The present invention relates to nozzle flow thrust vector measurement, and more particularly to nozzle flow thrust vector measurement in a nozzle flow thrust vector bench.
Aircraft jet and rocket engine thrust measurements can be carried out by mounting a test nozzle on a test stand. The test nozzle may be, for example, a 1:14 scale model of a full-size nozzle of which characteristics are to be tested. In accordance with current approaches, such test stands are supported by load cells that measure thrust forces exerted as a result of propulsion gases emitted by the nozzle.
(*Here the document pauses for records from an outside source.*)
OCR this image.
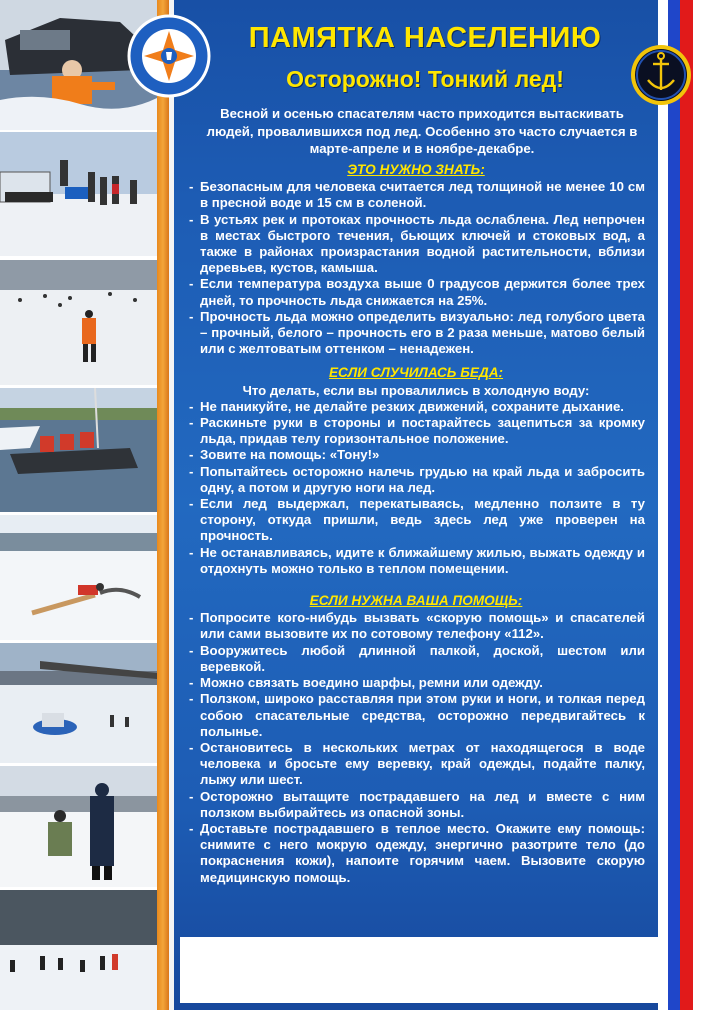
ПАМЯТКА НАСЕЛЕНИЮ
Осторожно! Тонкий лед!
Весной и осенью спасателям часто приходится вытаскивать людей, провалившихся под лед. Особенно это часто случается в марте-апреле и в ноябре-декабре.
ЭТО НУЖНО ЗНАТЬ:
- Безопасным для человека считается лед толщиной не менее 10 см в пресной воде и 15 см в соленой.
- В устьях рек и протоках прочность льда ослаблена. Лед непрочен в местах быстрого течения, бьющих ключей и стоковых вод, а также в районах произрастания водной растительности, вблизи деревьев, кустов, камыша.
- Если температура воздуха выше 0 градусов держится более трех дней, то прочность льда снижается на 25%.
- Прочность льда можно определить визуально: лед голубого цвета – прочный, белого – прочность его в 2 раза меньше, матово белый или с желтоватым оттенком – ненадежен.
ЕСЛИ СЛУЧИЛАСЬ БЕДА:

Что делать, если вы провалились в холодную воду:

- Не паникуйте, не делайте резких движений, сохраните дыхание.
- Раскиньте руки в стороны и постарайтесь зацепиться за кромку льда, придав телу горизонтальное положение.
- Зовите на помощь: «Тону!»
- Попытайтесь осторожно налечь грудью на край льда и забросить одну, а потом и другую ноги на лед.
- Если лед выдержал, перекатываясь, медленно ползите в ту сторону, откуда пришли, ведь здесь лед уже проверен на прочность.
- Не останавливаясь, идите к ближайшему жилью, выжать одежду и отдохнуть можно только в теплом помещении.
ЕСЛИ НУЖНА ВАША ПОМОЩЬ:
- Попросите кого-нибудь вызвать «скорую помощь» и спасателей или сами вызовите их по сотовому телефону «112».
- Вооружитесь любой длинной палкой, доской, шестом или веревкой.
- Можно связать воедино шарфы, ремни или одежду.
- Ползком, широко расставляя при этом руки и ноги, и толкая перед собою спасательные средства, осторожно передвигайтесь к полынье.
- Остановитесь в нескольких метрах от находящегося в воде человека и бросьте ему веревку, край одежды, подайте палку, лыжу или шест.
- Осторожно вытащите пострадавшего на лед и вместе с ним ползком выбирайтесь из опасной зоны.
- Доставьте пострадавшего в теплое место. Окажите ему помощь: снимите с него мокрую одежду, энергично разотрите тело (до покраснения кожи), напоите горячим чаем. Вызовите скорую медицинскую помощь.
The thrust forces generated result in strains developed in the load cells themselves that are transduced into electrical quantities to provide an indication of the thrust forces being exerted by the test nozzle on the test stand as a result of the emission of the propulsion gases from the test nozzle.
For nozzle flow thrust vector measurements, it is desirable to provide an indication of any force components generated, be they in a forward direction (along a thrust axis, or z-axis), or side directions (normal to the thrust axis, or along a y-axis for pitch and along a x-axis for yaw). (Forces in side directions result, for example, when a direction of thrust is out of alignment, either intentionally or unintentionally with the thrust axis of the nozzle itself.) The force component in the forward direction and the force components in the side directions may be measured by suitable load cells coupled to the test stand, with each load cell having a load sensitive axis suitably oriented such that together the load cells provide an indication of the force component in the forward direction and the force components in the side directions.
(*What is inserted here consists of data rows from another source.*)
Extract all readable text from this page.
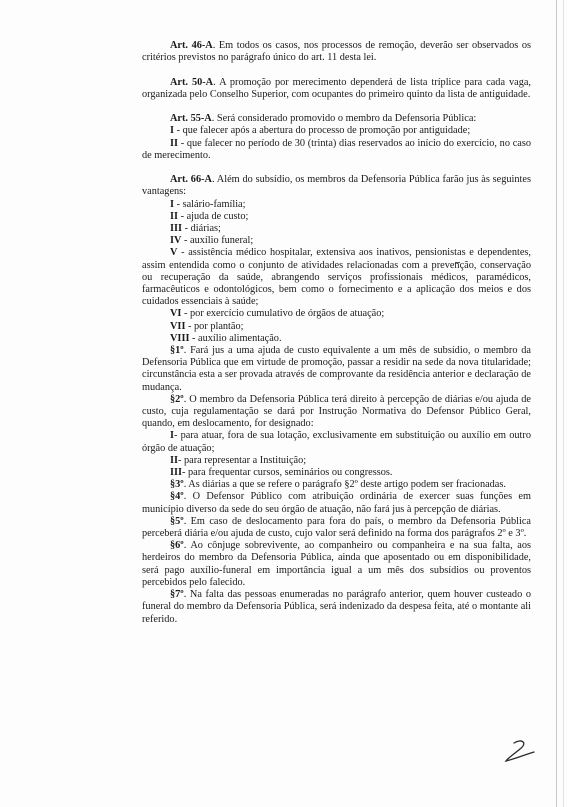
Art. 46-A. Em todos os casos, nos processos de remoção, deverão ser observados os critérios previstos no parágrafo único do art. 11 desta lei.

Art. 50-A. A promoção por merecimento dependerá de lista tríplice para cada vaga, organizada pelo Conselho Superior, com ocupantes do primeiro quinto da lista de antiguidade.

Art. 55-A. Será considerado promovido o membro da Defensoria Pública:

I - que falecer após a abertura do processo de promoção por antiguidade;

II - que falecer no período de 30 (trinta) dias reservados ao início do exercício, no caso de merecimento.

Art. 66-A. Além do subsídio, os membros da Defensoria Pública farão jus às seguintes vantagens:

I - salário-família;

II - ajuda de custo;

III - diárias;

IV - auxílio funeral;

V - assistência médico hospitalar, extensiva aos inativos, pensionistas e dependentes, assim entendida como o conjunto de atividades relacionadas com a prevenção, conservação ou recuperação da saúde, abrangendo serviços profissionais médicos, paramédicos, farmacêuticos e odontológicos, bem como o fornecimento e a aplicação dos meios e dos cuidados essenciais à saúde;

VI - por exercício cumulativo de órgãos de atuação;

VII - por plantão;

VIII - auxílio alimentação.

§1º. Fará jus a uma ajuda de custo equivalente a um mês de subsídio, o membro da Defensoria Pública que em virtude de promoção, passar a residir na sede da nova titularidade; circunstância esta a ser provada através de comprovante da residência anterior e declaração de mudança.

§2º. O membro da Defensoria Pública terá direito à percepção de diárias e/ou ajuda de custo, cuja regulamentação se dará por Instrução Normativa do Defensor Público Geral, quando, em deslocamento, for designado:

I- para atuar, fora de sua lotação, exclusivamente em substituição ou auxílio em outro órgão de atuação;

II- para representar a Instituição;

III- para frequentar cursos, seminários ou congressos.

§3º. As diárias a que se refere o parágrafo §2º deste artigo podem ser fracionadas.

§4º. O Defensor Público com atribuição ordinária de exercer suas funções em município diverso da sede do seu órgão de atuação, não fará jus à percepção de diárias.

§5º. Em caso de deslocamento para fora do país, o membro da Defensoria Pública perceberá diária e/ou ajuda de custo, cujo valor será definido na forma dos parágrafos 2º e 3º.

§6º. Ao cônjuge sobrevivente, ao companheiro ou companheira e na sua falta, aos herdeiros do membro da Defensoria Pública, ainda que aposentado ou em disponibilidade, será pago auxílio-funeral em importância igual a um mês dos subsídios ou proventos percebidos pelo falecido.

§7º. Na falta das pessoas enumeradas no parágrafo anterior, quem houver custeado o funeral do membro da Defensoria Pública, será indenizado da despesa feita, até o montante ali referido.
When test nozzles with on-board propulsion, such as rocket motors or complete Jet engines, are tested the use of a test stand is possible, because the only forces the test stand "sees" are those generated by the emission of the propulsion gases. Problematically, however, when small-scale models are employed, without on-board propulsion, propulsion gases must be supplied to the test nozzles from an external source. Heretofore no adequate solution has been available to the elimination of forces applied by external propulsion gas supplies to the test nozzle and in-turn to the test stand. As a result, test stands have not been satisfactory for many nozzle flow thrust vector measurements.
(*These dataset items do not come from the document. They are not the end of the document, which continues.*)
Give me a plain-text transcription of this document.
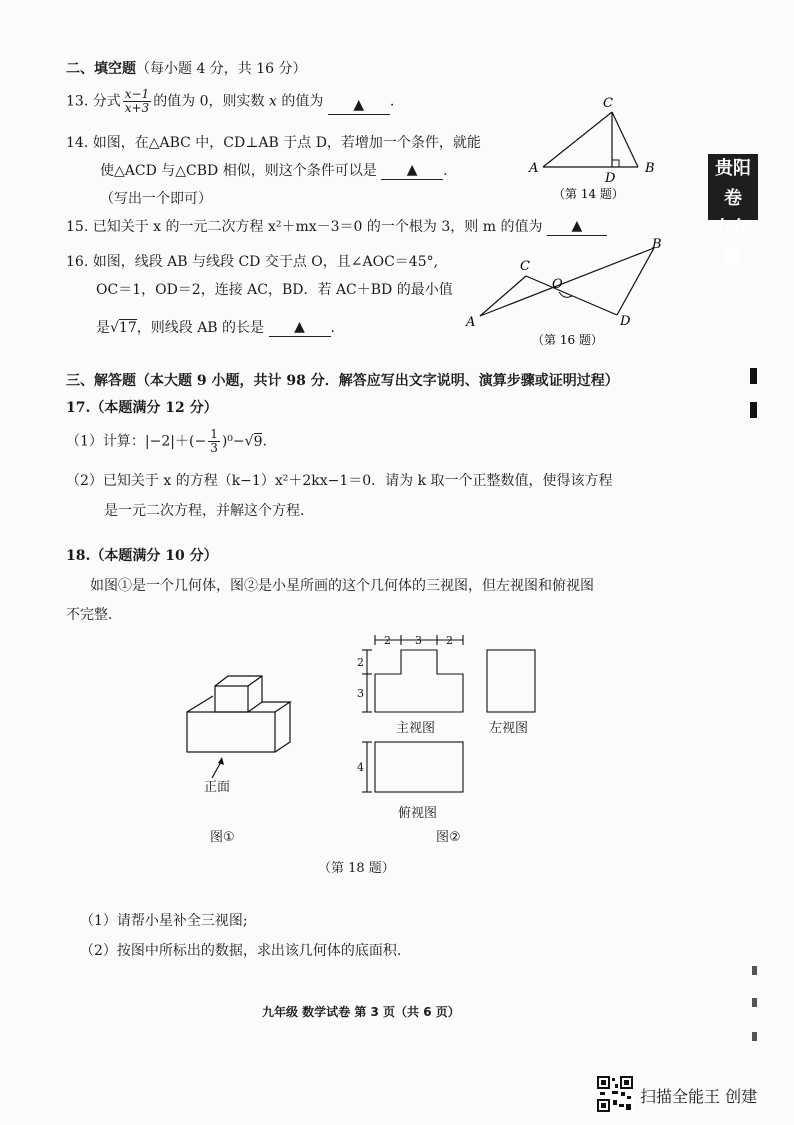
二、填空题（每小题 4 分，共 16 分）
13. 分式 $\frac{x-1}{x+3}$ 的值为 0，则实数 x 的值为 ▲ .
14. 如图，在△ABC 中，CD⊥AB 于点 D，若增加一个条件，就能
使△ACD 与△CBD 相似，则这个条件可以是 ▲ .
（写出一个即可）
C
A	B
D
（第 14 题）
15. 已知关于 x 的一元二次方程 x²＋mx－3＝0 的一个根为 3，则 m 的值为 ▲
16. 如图，线段 AB 与线段 CD 交于点 O，且∠AOC＝45°,
OC＝1，OD＝2，连接 AC，BD．若 AC＋BD 的最小值
是√17，则线段 AB 的长是 ▲ .
C
O
B
A	D
（第 16 题）
三、解答题（本大题 9 小题，共计 98 分．解答应写出文字说明、演算步骤或证明过程）
17.（本题满分 12 分）
（1）计算：$|-2|+(- \frac{1}{3} )^0-√9$.
（2）已知关于 x 的方程（k−1）x²＋2kx−1＝0．请为 k 取一个正整数值，使得该方程
是一元二次方程，并解这个方程.
18.（本题满分 10 分）
如图①是一个几何体，图②是小星所画的这个几何体的三视图，但左视图和俯视图
不完整．
正面
图①
2 3 2
2
3
4
主视图	左视图
俯视图
图②
（第 18 题）
（1）请帮小星补全三视图;
（2）按图中所标出的数据，求出该几何体的底面积.
九年级 数学试卷 第 3 页（共 6 页）
贵阳卷
九年级
扫描全能王 创建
In another, and heretofore preferred, approach to thrust measurements, a wind tunnel sting may be employed to measure nozzle thrust. Wind tunnel stings are six-component thrust measuring devices employing strain gauges attached to a horizontal metal tube. In practice, the test nozzle is positioned on (i.e., mounted on) the metal tube, and thrust forces generated by propulsion gases escaping the test nozzle are transferred to the metal tube and thus to the strain gauges.
Wind tunnel stings are installed in most major wind tunnels at research institutions, such as universities, government sponsored laboratories and government research agencies, and are designed specifically for measuring thrust vectors generated by model aircraft output nozzle flow in a wind tunnel environment. Unfortunately, these wind tunnel stings are located in awkward horizontal positions in test sections of wind tunnels.
Wind tunnel stings are very expensive, and in fact prohibitively expensive for many researchers who would benefit from their use. For example, it is expected that the cost of a wind tunnel sting, without the ability to attach a test nozzle for nozzle flow thrust vector measurements, would be in excess of $100,000 (at the time of filing of this patent document). If one were to add nozzle flow thrust vector measurement capabilities, such a wind tunnel sting would exceed $500,000 or more in costs.
The present invention advantageously addresses the above and other needs.